Former Federal Reserve chairman Ben Bernanke on Tuesday blamed Congressional inaction for prolonging the Fed’s low interest rate policy.

He also dismissed concerns about inflationary effects from unwinding the Fed’s balance sheet.

Bernanke, who was greeted warmly by advisors attending TD Ameritrade Institutional’s Elite conference in Dana Point, Calif., spent an hour and a half at the event reliving the Fed’s response to the financial crisis and taking questions from TD Ameritrade Institutional managing director Jim Dario.

Given the length and severity of the recession, there’s a question of whether the Fed should have done more, Bernanke said.

But “the country has put too much on the shoulders of the central bank,” he said. “And it would have been better if there had been a more balanced program that included [more] fiscal action, and things to improve the function of the labor market [and] the housing market.”

With a more balanced approach, the Fed could have raised rates, he said.

“The reason interest rates are so low is that everyone has put all the weight on the Fed to do the work,” Bernanke said. “We’ve seen this in other countries as well.”

The recent budget battles in Congress have also delayed a rise in rates, he said.

With the sequester and other spending cuts, “fiscal policy was quite tight in 2013,” Bernanke said, “which didn’t do much to help long-term fiscal stability because it was all focused on the very near term. … What it did do is push against what the Fed was trying to do” with its accommodative policies.

“The [Congressional Budget Office] estimated that federal fiscal policy in 2013 cost the economy about a point-and-a-half of growth,” he said. “So instead of 2 or 2.5 percent [GDP growth] we could have gotten 3.5 or 4 percent, and we could have had that with higher interest rates.”

The showdown in Washington over the budget ceiling “was a pure loss” to the economy, Bernanke added. “All it did was create uncertainty and hurt confidence,” he said.

The political dysfunction hurt during the crisis as well. “There was a chance that the system, not just the U.S. system but the whole global financial system, [could] have collapsed,” he said. At the time, “I said to my colleagues, ‘There are no atheists in foxholes and no laissez-faire policymakers in a financial crisis,’ but I was wrong. It took two tries to get Congress to take any action” on a bailout plan. “Our political system had a lot of trouble ... taking action that was needed in a timely way.”
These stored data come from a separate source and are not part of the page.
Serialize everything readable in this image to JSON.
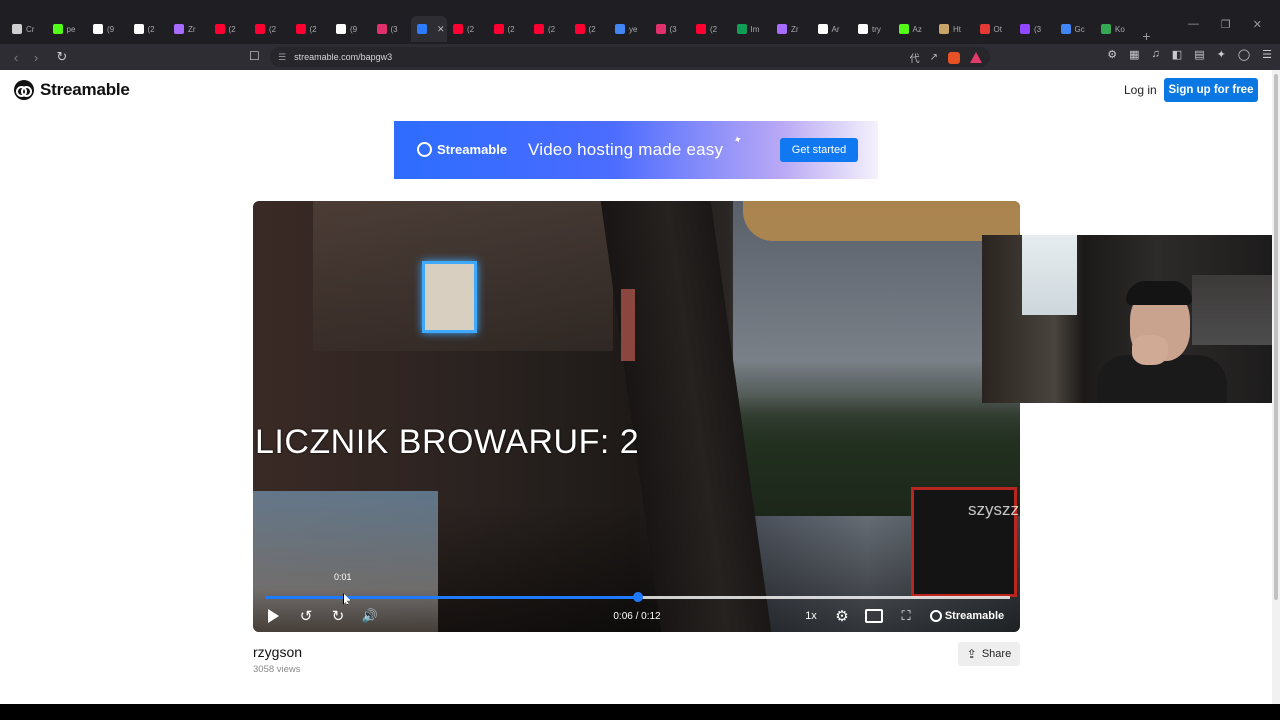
{
  "browser": {
    "tabs": [
      {
        "label": "Cr",
        "icon": "stack-icon",
        "color": "#cfcfcf"
      },
      {
        "label": "pe",
        "icon": "kick-icon",
        "color": "#53fc18"
      },
      {
        "label": "(9",
        "icon": "tiktok-icon",
        "color": "#ffffff"
      },
      {
        "label": "(2",
        "icon": "x-icon",
        "color": "#ffffff"
      },
      {
        "label": "Zr",
        "icon": "feather-icon",
        "color": "#a86bff"
      },
      {
        "label": "(2",
        "icon": "youtube-icon",
        "color": "#ff0033"
      },
      {
        "label": "(2",
        "icon": "youtube-icon",
        "color": "#ff0033"
      },
      {
        "label": "(2",
        "icon": "youtube-icon",
        "color": "#ff0033"
      },
      {
        "label": "(9",
        "icon": "tiktok-icon",
        "color": "#ffffff"
      },
      {
        "label": "(3",
        "icon": "instagram-icon",
        "color": "#e1306c"
      },
      {
        "label": "",
        "icon": "streamable-icon",
        "color": "#2d7bff",
        "active": true
      },
      {
        "label": "(2",
        "icon": "youtube-icon",
        "color": "#ff0033"
      },
      {
        "label": "(2",
        "icon": "youtube-icon",
        "color": "#ff0033"
      },
      {
        "label": "(2",
        "icon": "youtube-icon",
        "color": "#ff0033"
      },
      {
        "label": "(2",
        "icon": "youtube-icon",
        "color": "#ff0033"
      },
      {
        "label": "ye",
        "icon": "calendar-icon",
        "color": "#4285f4"
      },
      {
        "label": "(3",
        "icon": "instagram-icon",
        "color": "#e1306c"
      },
      {
        "label": "(2",
        "icon": "youtube-icon",
        "color": "#ff0033"
      },
      {
        "label": "Im",
        "icon": "sheet-icon",
        "color": "#0f9d58"
      },
      {
        "label": "Zr",
        "icon": "feather-icon",
        "color": "#a86bff"
      },
      {
        "label": "Ar",
        "icon": "tiktok-icon",
        "color": "#ffffff"
      },
      {
        "label": "try",
        "icon": "google-icon",
        "color": "#ffffff"
      },
      {
        "label": "Az",
        "icon": "kick-icon",
        "color": "#53fc18"
      },
      {
        "label": "Ht",
        "icon": "oval-icon",
        "color": "#caa56a"
      },
      {
        "label": "Ot",
        "icon": "flag-icon",
        "color": "#e53935"
      },
      {
        "label": "(3",
        "icon": "twitch-icon",
        "color": "#9146ff"
      },
      {
        "label": "Gc",
        "icon": "bulb-icon",
        "color": "#4285f4"
      },
      {
        "label": "Ko",
        "icon": "maps-icon",
        "color": "#34a853"
      }
    ],
    "new_tab": "+",
    "url": "streamable.com/bapgw3"
  },
  "site": {
    "logo": "Streamable",
    "login": "Log in",
    "signup": "Sign up for free"
  },
  "banner": {
    "brand": "Streamable",
    "headline": "Video hosting made easy",
    "cta": "Get started"
  },
  "video": {
    "overlay_text": "LICZNIK BROWARUF: 2",
    "watermark_text": "szyszz",
    "hover_time": "0:01",
    "current_time": "0:06",
    "duration": "0:12",
    "time_readout": "0:06 / 0:12",
    "speed": "1x",
    "brand": "Streamable",
    "progress_fraction": 0.5,
    "hover_fraction": 0.11
  },
  "meta": {
    "uploader": "rzygson",
    "views": "3058 views",
    "share": "Share"
  },
  "colors": {
    "accent": "#0b77e3",
    "progress": "#1e7bff"
  }
}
About the risk that easy money will create more bubbles, Bernanke said the response should be for the “regulatory system to look for excessive risk taking” so that monetary policy is unaffected.

Bernanke dismissed concerns about the size of the Fed’s $4 trillion balance sheet, which has ballooned with its asset purchases. That $4 trillion is not large relative to the size of the U.S. economy—and about normal compared to other central banks, he said.
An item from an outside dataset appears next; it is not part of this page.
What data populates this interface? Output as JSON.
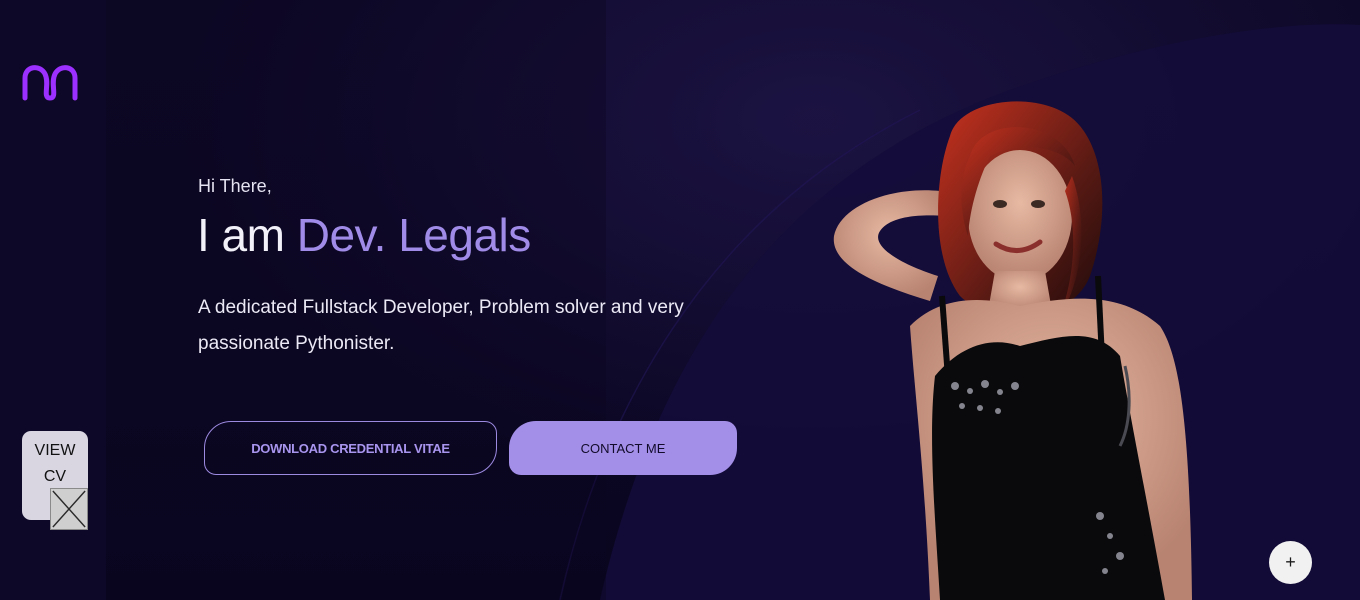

“For that reason and other reasons, I don’t think it’s necessary to shrink the balance sheet. If [the Fed] decides to do so, it will do so over time, by letting securities run off as they mature and not replacing them. If they go that way, it will take a number of years to get back to the customary level,” he said.
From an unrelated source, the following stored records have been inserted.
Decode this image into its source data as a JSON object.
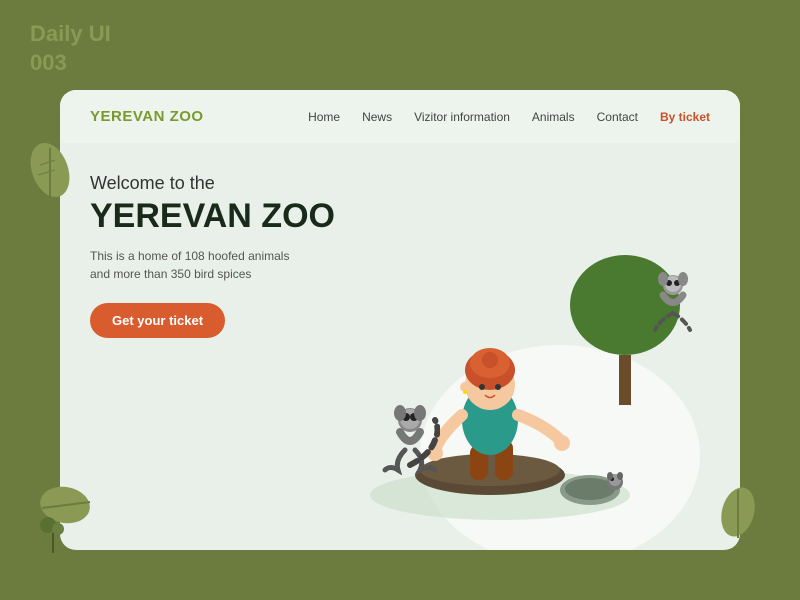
{
  "daily_ui": {
    "label": "Daily UI\n003"
  },
  "navbar": {
    "logo": "YEREVAN ZOO",
    "links": [
      {
        "id": "home",
        "label": "Home",
        "active": false
      },
      {
        "id": "news",
        "label": "News",
        "active": false
      },
      {
        "id": "visitor",
        "label": "Vizitor information",
        "active": false
      },
      {
        "id": "animals",
        "label": "Animals",
        "active": false
      },
      {
        "id": "contact",
        "label": "Contact",
        "active": false
      },
      {
        "id": "ticket",
        "label": "By ticket",
        "active": true
      }
    ]
  },
  "hero": {
    "welcome": "Welcome to the",
    "title": "YEREVAN ZOO",
    "description": "This is a home of 108 hoofed animals\nand more than 350 bird spices",
    "cta_label": "Get your ticket"
  },
  "colors": {
    "bg": "#6b7c3e",
    "card_bg": "#e8f0e9",
    "logo": "#7a9a2e",
    "cta": "#d95c2e",
    "active_nav": "#c8502a",
    "tree": "#4a7a30"
  }
}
“But the key thing to understand is, even if the balance sheet stays where it is or gets bigger, it doesn’t prevent the Fed from tightening monetary policy and raising interest rates at the appropriate time, so there’s no inflationary risk or anything like that,” he said.

The Fed has plenty of tools to raise interest rates, Bernanke said, such as paying interest on reserves that banks hold at the Fed, or “an even more powerful … new tool the Fed has called a reverse repurchase agreement [that] would allow any private sector institutional investor … to make short-term deposits at the Fed at an interest rate the Fed sets. What that would do, of course, is set a floor on money market rates” by establishing a risk-free rate for any market participant.

Dario asked Bernanke if, in hindsight, there was anything he would have done differently.

“You mean besides not taking the job?” Bernanke quipped.

“Obviously, if we’d had a better appreciation of the vulnerability of the system to the mortgage markets … we would have done more I think to demand more capital and demand more caution in lending,” he said.

And the Fed “was somewhat optimistic about the pace of the recovery” in its early stages and perhaps should have done more to stimulate the economy, he said.

Bernanke, a baseball fan, has been mentioned as a possible new head of Major League Baseball.

Would he take the job? Dario asked.

“I’m waiting for the call,” Bernanke joked. “I’m not counting on that particular direction.”